The finding that a complainant is entitled to reimbursement of legal expenses has not been without significant controversy. This is because, based on the current wording of the Code, the Tribunal appears to have no authority to make similar awards in favour of successful respondents (including employers).

    1. Interest on amounts payable

Where the Tribunal makes a monetary award in favour of the complainant, the complainant may be entitled to claim interest on the award. Pre-judgment interest is typically awarded on losses incurred prior to the hearing and is calculated from the date of the loss or expense. Post-judgment interest will apply to both expenses (including wage losses) and to the amounts awarded as “dignity damages”.

    1. Costs

Under section 37(4) of the Code, the Tribunal has the ability to make awards of costs in favour of either the complainant or respondent. However, such awards are made only as a punitive measure, punishing a party who has behaved improperly during the course of the complaint or who has breached certain rules of the Tribunal. Such awards can even made against a party who is ultimately successful with respect to the complaint if they have behaved improperly during the proceedings.
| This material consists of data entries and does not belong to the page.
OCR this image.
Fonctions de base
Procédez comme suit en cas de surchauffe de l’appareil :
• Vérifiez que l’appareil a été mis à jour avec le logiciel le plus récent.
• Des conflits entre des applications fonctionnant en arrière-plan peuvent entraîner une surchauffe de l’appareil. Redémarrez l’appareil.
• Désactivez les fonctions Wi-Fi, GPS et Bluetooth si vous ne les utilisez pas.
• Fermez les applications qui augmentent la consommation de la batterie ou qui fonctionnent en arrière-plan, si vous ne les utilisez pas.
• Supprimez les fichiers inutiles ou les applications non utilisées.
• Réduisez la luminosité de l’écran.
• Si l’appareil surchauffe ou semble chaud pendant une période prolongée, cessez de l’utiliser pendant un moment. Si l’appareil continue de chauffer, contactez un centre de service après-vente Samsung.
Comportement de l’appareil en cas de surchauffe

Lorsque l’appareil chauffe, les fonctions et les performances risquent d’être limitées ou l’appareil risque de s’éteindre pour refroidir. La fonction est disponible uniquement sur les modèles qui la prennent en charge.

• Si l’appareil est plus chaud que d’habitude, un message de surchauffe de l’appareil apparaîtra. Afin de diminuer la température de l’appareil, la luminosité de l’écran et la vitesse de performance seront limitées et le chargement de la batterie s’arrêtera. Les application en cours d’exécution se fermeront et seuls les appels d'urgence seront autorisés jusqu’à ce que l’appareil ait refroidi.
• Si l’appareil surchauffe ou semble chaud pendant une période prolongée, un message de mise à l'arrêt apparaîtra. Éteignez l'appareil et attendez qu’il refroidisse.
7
    1. Dismissal of the complaint

Where the Tribunal concludes that the complaint is not justified, the Tribunal is required to dismissal the complaint. However, as noted above, the Tribunal has no ability to compensate the successful respondent for the legal costs it may have incurred in defending the complaint.


The broad wording of the Code gives the Tribunal significant powers to deal with findings of discrimination. Recent decisions of the Tribunal make clear that the Tribunal’s authority to award remedies for discrimination contrary to the Code is an evolving one, creating significant financial risks for employers who are brought into the human rights process.